Rest up for Foo Fest! For twelve hours on Saturday, August 11th, listen to live music on indoor and outdoor stages on Empire Street! Tickets are just $7 for the festival, which runs from 1 PM to 1 AM and also features interactive art installations, kids’ activities, and delicious eats from AS220 Foo(d), The Bar at AS220, Julian’s and Like No Udder.
Two dozen musical acts will perform, with Big Freedia and The Divas headlining. Big Freedia is the undisputed “Queen Diva” of Bounce Music, an original urban music genre rising up from the challenging yet fun-loving nature of the New Orleans housing projects which dominate the city’s street culture.
Other musical acts include AS220 Youth Zuology, Boo City, Dead Air, Dirty Durdie with DJ Kellan & D-Napp, Humanbeast, Meager Sunlight, Ravi Shavi, Sandworm, Songs, Symmetry, The Famous Winters, The Sugar Honey Iced Tea and Trip Dicks. You can also check out performances and installations by the Strange Attractor Theatre Co.; comedy by Randy Bush, Tim Vargulish, Jenny Zigrino & Rob Crean; China Blue (with Firefly Projects); Tom West & The Providence Artist Campaign Candidates; and printmaker Dennis Mcnett (Wolfbat Studios), AS220’s Visiting Artist-in-Residence.
2012 Free Culture Award Honorees Joan Wyand and Guillermo Gomez Pena will accept their awards on the main stage at the festival. Wyand will install a fabric-based piece called ‘Hurray for Foo Thousand Twelve,’ a quilted shade mural with ceramic elements in the second story windows of 95 Empire, while Gomez Pena just completed a large scale black-and-white mural on the back of AS220’s 95-115 Empire Street complex. (Read the complete text here). Together, they will release their collaborative artifact, the Nostagia box, which includes a series of 10 full color screen print figures portraying radical personas and a corresponding set of postcards that highlight moments from their performance histories.

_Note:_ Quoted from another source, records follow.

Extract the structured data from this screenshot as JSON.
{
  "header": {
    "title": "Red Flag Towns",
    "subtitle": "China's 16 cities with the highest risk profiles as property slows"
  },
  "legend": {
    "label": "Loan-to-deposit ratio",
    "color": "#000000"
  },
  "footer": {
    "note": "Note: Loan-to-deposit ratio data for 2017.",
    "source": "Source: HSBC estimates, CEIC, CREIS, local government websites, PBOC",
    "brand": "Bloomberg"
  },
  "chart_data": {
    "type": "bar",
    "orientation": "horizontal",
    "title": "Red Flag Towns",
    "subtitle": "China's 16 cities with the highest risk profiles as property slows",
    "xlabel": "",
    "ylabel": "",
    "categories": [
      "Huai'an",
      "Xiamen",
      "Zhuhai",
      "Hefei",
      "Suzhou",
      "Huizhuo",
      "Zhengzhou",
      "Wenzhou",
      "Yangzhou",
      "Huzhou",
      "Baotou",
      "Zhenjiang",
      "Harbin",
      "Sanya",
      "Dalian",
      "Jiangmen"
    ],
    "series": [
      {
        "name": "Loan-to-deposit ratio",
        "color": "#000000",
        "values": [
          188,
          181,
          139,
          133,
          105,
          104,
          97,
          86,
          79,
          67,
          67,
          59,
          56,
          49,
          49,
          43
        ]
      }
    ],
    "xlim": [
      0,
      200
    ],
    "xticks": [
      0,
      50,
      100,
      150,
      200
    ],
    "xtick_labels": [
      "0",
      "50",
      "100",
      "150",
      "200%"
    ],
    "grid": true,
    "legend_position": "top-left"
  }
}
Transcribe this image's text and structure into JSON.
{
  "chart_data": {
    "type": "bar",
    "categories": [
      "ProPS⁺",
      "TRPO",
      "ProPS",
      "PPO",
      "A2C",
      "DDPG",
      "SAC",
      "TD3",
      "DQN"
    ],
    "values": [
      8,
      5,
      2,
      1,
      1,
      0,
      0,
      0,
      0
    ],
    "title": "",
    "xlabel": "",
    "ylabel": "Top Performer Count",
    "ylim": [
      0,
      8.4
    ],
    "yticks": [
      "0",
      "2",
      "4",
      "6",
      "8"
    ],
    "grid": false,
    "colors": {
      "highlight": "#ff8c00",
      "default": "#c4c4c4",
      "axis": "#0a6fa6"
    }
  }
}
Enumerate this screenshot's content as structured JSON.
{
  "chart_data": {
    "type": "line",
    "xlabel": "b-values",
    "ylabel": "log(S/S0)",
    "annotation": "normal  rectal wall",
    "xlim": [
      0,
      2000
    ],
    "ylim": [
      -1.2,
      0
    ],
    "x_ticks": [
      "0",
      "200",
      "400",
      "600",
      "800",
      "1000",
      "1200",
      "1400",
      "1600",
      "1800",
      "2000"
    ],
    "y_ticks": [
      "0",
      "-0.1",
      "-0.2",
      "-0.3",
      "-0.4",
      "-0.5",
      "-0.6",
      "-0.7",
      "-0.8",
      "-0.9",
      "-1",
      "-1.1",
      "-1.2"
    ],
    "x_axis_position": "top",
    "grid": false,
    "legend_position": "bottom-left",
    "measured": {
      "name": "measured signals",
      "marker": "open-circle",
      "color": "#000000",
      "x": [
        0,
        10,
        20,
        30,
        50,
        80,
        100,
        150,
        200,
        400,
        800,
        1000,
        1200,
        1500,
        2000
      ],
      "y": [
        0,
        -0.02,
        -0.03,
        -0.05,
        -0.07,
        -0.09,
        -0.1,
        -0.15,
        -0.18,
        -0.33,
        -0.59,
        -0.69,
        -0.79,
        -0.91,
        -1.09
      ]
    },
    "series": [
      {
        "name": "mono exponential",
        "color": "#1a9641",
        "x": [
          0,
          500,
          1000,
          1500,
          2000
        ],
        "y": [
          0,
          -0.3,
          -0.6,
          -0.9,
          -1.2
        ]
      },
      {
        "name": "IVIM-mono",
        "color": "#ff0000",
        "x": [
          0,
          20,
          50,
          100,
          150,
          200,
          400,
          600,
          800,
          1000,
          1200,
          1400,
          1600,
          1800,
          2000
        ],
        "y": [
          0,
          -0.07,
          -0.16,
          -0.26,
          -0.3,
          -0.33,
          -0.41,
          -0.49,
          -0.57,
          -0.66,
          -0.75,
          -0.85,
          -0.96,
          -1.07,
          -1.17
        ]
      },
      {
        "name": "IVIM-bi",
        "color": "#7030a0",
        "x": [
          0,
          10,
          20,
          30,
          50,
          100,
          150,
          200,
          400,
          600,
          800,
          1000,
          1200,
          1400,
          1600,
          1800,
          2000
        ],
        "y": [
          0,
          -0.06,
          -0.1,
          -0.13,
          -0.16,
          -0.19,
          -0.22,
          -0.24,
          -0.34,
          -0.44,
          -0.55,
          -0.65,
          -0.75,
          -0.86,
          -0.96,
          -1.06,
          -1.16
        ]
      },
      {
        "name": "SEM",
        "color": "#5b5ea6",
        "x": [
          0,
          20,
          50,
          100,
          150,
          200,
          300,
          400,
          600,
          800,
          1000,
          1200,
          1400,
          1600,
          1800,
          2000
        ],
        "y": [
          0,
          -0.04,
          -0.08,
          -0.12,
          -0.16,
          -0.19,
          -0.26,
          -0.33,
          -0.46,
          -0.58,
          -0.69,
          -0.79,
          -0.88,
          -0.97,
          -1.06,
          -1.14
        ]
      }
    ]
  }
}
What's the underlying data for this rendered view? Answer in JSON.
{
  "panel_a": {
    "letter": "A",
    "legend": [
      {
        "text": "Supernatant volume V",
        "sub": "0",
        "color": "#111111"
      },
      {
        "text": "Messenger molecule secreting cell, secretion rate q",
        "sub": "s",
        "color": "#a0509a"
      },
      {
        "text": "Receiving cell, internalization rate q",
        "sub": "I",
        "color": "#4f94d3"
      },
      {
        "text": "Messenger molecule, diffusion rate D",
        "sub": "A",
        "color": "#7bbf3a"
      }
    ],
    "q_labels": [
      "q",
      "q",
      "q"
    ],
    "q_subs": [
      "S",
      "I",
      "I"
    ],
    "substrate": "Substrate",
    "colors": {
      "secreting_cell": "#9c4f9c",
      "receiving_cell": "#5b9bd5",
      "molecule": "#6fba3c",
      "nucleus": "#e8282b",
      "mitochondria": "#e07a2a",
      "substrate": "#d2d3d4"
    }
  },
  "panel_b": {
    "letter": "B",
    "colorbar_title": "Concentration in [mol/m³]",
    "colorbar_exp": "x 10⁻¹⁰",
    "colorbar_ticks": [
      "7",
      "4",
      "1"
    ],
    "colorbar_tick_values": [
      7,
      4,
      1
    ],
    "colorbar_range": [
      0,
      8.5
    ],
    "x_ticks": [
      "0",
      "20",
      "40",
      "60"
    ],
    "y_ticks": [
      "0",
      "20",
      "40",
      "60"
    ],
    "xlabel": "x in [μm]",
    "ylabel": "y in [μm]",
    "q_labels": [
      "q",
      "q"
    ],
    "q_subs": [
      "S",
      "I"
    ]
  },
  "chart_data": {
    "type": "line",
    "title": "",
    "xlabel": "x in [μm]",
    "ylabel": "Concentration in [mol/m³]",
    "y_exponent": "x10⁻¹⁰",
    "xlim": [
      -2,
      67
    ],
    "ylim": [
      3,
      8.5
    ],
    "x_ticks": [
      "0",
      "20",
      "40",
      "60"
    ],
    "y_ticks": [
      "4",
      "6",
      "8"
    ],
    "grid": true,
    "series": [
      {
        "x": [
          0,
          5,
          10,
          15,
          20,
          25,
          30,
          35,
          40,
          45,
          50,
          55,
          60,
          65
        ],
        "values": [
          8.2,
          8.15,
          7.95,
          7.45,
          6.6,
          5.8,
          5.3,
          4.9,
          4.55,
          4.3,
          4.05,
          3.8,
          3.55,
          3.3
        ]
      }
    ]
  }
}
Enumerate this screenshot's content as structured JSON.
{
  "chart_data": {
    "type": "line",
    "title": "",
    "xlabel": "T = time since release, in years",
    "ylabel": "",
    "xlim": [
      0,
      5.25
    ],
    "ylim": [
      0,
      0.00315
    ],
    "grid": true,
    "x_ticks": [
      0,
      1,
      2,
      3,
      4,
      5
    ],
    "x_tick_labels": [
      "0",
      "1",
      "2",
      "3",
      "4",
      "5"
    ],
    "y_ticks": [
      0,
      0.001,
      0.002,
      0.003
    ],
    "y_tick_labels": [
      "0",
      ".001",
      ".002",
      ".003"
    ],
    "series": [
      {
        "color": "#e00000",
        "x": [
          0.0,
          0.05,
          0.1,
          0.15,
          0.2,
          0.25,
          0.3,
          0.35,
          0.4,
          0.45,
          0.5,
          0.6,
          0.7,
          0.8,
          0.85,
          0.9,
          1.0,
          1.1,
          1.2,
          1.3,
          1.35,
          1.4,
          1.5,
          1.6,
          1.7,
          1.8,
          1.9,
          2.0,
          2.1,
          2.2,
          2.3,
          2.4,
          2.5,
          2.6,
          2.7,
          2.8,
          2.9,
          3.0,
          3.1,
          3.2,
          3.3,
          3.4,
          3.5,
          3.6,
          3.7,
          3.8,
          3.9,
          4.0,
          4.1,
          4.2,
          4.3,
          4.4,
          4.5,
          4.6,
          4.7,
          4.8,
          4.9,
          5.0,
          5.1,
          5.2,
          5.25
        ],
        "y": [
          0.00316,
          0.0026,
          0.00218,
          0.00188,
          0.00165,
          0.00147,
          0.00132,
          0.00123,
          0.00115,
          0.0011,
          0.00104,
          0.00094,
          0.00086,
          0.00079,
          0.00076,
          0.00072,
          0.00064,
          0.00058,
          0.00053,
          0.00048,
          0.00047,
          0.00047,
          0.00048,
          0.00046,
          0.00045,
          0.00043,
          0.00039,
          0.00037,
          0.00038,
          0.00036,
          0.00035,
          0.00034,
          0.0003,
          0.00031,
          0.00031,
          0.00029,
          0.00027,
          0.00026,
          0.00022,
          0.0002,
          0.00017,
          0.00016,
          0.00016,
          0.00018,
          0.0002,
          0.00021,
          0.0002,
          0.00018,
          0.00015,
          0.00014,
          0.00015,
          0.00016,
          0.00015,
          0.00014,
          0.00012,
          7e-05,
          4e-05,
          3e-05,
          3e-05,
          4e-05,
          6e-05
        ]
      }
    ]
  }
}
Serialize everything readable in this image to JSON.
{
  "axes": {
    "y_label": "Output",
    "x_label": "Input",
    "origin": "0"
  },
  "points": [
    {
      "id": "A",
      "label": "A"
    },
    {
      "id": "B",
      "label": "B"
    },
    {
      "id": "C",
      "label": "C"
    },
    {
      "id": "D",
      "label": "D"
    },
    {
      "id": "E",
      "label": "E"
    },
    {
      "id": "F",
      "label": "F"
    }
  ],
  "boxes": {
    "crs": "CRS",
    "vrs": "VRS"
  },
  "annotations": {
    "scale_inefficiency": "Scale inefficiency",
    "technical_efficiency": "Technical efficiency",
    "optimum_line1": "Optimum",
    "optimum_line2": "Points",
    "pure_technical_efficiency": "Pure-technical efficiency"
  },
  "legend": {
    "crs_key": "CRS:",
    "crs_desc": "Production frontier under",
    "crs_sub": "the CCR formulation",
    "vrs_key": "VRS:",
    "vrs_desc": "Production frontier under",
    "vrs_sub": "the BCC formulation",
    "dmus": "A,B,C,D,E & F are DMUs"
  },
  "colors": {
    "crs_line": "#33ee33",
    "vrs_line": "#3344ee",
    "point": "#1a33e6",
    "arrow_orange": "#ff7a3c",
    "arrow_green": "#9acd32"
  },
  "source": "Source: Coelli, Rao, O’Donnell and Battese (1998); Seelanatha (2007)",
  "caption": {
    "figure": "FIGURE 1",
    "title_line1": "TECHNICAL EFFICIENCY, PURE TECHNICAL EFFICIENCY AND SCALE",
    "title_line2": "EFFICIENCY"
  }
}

The Free Culture Award is given every two years to artists whose work has made a significant contribution to grassroots, participatory culture and freedom of expression, and whose art and/or process embodies AS220’s unjuried, uncensored mission. Shepard Fairey, who designed AS220’s first Downcity mural on the northwest side of the Pell Chafee Performance Center, received the first award in 2010.